Frequently Asked Questions
Will I receive any notification, a rejection letter, and/or feedback about my show?
Once you submit, you'll receive email confirmation from APF staff that your materials have been received. APF will not provide notification to the writer(s) if shows are not advancing. APF does not provide feedback.
I don’t have an agent, may I still submit?
Any writer whose show fits the guidelines is eligible, with or without representation.
What constitutes a “production commitment”? If I don’t have an opening date scheduled may I still apply?
Musicals that have a producer, producing organization, or theater attached for a future production are not eligible.
If I submit, and then make revisions to my show, can I submit again and provide an updated draft or tracks?
No. The work that is initially submitted is what will be evaluated.
The award specifies that works must be “unproduced.” My musical received a workshop/reading/showcase production but I’m not sure whether it’s eligible. How does the APF define “unproduced”?
Developmental readings and workshops do not limit a show’s eligibility. The American Playwriting Foundation defines the difference between workshops and full professional productions based on the following factors: union affiliation and/or contract level, number of performances, tech elements, audiences paying admission and press coverage.
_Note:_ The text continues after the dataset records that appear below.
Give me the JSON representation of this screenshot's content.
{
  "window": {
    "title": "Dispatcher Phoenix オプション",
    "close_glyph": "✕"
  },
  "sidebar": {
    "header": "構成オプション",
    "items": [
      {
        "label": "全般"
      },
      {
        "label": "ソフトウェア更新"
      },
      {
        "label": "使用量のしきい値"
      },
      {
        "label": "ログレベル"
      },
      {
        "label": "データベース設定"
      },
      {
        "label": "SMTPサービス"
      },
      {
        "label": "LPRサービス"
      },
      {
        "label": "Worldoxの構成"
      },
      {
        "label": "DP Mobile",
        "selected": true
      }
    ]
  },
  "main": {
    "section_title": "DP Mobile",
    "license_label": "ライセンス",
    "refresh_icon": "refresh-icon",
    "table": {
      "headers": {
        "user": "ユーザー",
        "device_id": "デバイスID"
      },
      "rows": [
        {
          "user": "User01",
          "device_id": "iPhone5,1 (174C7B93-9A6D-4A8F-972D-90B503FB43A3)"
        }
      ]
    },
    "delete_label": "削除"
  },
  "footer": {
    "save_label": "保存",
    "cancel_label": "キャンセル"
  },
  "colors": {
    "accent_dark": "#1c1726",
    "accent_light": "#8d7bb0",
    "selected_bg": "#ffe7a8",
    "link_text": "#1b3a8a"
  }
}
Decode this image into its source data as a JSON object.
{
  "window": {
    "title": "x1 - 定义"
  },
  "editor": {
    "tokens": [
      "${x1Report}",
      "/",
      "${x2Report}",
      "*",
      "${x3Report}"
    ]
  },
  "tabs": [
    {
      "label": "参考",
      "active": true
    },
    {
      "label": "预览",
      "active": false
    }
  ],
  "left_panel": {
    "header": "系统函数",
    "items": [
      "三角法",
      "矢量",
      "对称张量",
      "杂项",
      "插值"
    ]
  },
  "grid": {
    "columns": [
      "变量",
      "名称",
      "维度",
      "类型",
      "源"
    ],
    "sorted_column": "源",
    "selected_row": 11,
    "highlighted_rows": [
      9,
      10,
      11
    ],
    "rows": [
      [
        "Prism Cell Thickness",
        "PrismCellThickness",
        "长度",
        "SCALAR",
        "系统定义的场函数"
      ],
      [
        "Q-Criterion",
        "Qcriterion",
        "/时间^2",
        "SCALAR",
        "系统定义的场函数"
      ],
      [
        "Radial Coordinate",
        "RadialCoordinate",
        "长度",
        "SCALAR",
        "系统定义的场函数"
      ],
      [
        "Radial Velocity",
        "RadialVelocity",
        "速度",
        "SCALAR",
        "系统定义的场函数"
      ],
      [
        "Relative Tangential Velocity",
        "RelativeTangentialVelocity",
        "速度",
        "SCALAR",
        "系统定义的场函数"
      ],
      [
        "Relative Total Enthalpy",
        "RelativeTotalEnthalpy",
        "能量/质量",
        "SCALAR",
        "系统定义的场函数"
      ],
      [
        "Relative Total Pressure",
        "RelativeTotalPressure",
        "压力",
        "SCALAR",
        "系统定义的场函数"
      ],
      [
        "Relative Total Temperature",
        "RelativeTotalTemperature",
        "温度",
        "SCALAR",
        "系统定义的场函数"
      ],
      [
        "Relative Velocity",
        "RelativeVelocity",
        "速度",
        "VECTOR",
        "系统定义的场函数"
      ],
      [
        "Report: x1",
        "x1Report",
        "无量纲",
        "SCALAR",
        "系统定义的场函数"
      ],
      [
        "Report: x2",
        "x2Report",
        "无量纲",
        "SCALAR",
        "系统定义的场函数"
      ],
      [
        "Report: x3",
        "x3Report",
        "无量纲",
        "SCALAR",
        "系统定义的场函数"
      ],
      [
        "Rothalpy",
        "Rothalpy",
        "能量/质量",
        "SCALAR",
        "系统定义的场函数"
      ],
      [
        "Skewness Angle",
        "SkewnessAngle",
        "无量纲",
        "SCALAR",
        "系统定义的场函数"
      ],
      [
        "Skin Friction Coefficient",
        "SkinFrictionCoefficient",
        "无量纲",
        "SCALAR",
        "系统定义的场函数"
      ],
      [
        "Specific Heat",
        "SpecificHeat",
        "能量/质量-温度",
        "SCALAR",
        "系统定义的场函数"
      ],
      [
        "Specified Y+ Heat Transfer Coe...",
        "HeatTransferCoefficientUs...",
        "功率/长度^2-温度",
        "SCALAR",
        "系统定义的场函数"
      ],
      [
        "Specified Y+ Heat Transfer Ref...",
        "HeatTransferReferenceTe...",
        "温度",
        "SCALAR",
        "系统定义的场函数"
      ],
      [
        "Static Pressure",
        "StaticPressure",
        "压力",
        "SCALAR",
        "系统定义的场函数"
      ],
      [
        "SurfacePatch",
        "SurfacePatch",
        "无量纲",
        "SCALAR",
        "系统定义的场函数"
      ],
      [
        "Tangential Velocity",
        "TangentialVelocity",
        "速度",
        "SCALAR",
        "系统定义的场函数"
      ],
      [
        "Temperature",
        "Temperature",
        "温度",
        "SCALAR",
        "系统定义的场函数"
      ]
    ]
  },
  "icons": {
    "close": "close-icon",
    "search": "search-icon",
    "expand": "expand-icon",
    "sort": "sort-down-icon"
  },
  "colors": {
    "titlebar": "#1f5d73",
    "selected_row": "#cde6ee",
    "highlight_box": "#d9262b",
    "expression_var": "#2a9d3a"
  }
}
Generally speaking, musicals produced in an educational context are considered unproduced, and therefore eligible for the Relentless Award. The bottom line is that APF does not want to penalize artists who have tried to develop their show through limited staged readings, etc. If you're unsure whether your musical received what we would consider a production, please email LSpector@bfany.org and the American Playwriting Foundation staff will determine whether the script is eligible.
Some institutions define "one-act" versus "full-length" differently. What does the APF consider a "full-length" piece?
We do not have a minimum page requirement, or exact specifications as to what makes a musical a one-act versus a full-length musical. A defined act break is not required. We hope that the general definition of “full-length” speaks for itself. About an hour minimum runtime is a rough, general rule of thumb. If you feel that your musical is a complete, full-length piece that would stand alone in an evening, we'll consider it.
Am I sacrificing rights to production or publication by applying for the Relentless Musical Award?
No. The award money distributed to the winner(s) is not a payment being made in exchange for production rights—the writers(s) of the winning show may be presented with the option to have their work developed at various theatrical institutions, but these are opportunities, not obligations. The winner is free to use award money as they see fit.
Are adaptations eligible for consideration?
Yes. However, if the work you are adapting is not in the public domain, you will need to provide proof of rights or authorization to adapt the underlying material.
I am an agent or mentor to a writer that would like to submit. Can I do so on the writer's behalf?
No. We ask that all writers submit their own materials directly and provide their own contact information on the submission form. There is no fee to submit.
I have a video file of someone singing one of the songs from the show, may I upload that instead of an audio file?
In order to maintain anonymity, we request that all songs be provided in audio format only. Most videos can be exported to audio files with free online converters.
Do I need professionally recorded demos? If I don’t have them will that hurt my application?
No. All evaluators will be aware of the range of recordings that musical theatre creators make in the early stages of their musicals. These recordings absolutely do not need to be fully orchestrated or have professional singers. Artists will in no way be penalized for production values as long as the sound quality allows for a reasonable evaluation. In other words, make it as good as you can within your means. If the method of recording in some way does not match the sound of the score (i.e., the composer recorded with a piano, but the score is electronic music) this is something to note in your Artistic Statement. Additionally, lyrics need not match perfectly between the script and recording, as long as there is no missing musical material. Scripts will be treated as having the most up to date lyrics.
The application asks for an Artistic Statement, what should this be?
We don't require formal language, or a statement about your body of work. The American Playwriting Foundation champions raw and unfinished work, and this is simply an opportunity to learn more about the musical—do you think it's finished? What are you working on with the current draft? What motivated you to write this musical? Use this as an opportunity to speak candidly about the piece and your full conception of it, in your own voice. Again, please leave out identifying information like your name, contact or agent info, education, or name-specific dedications.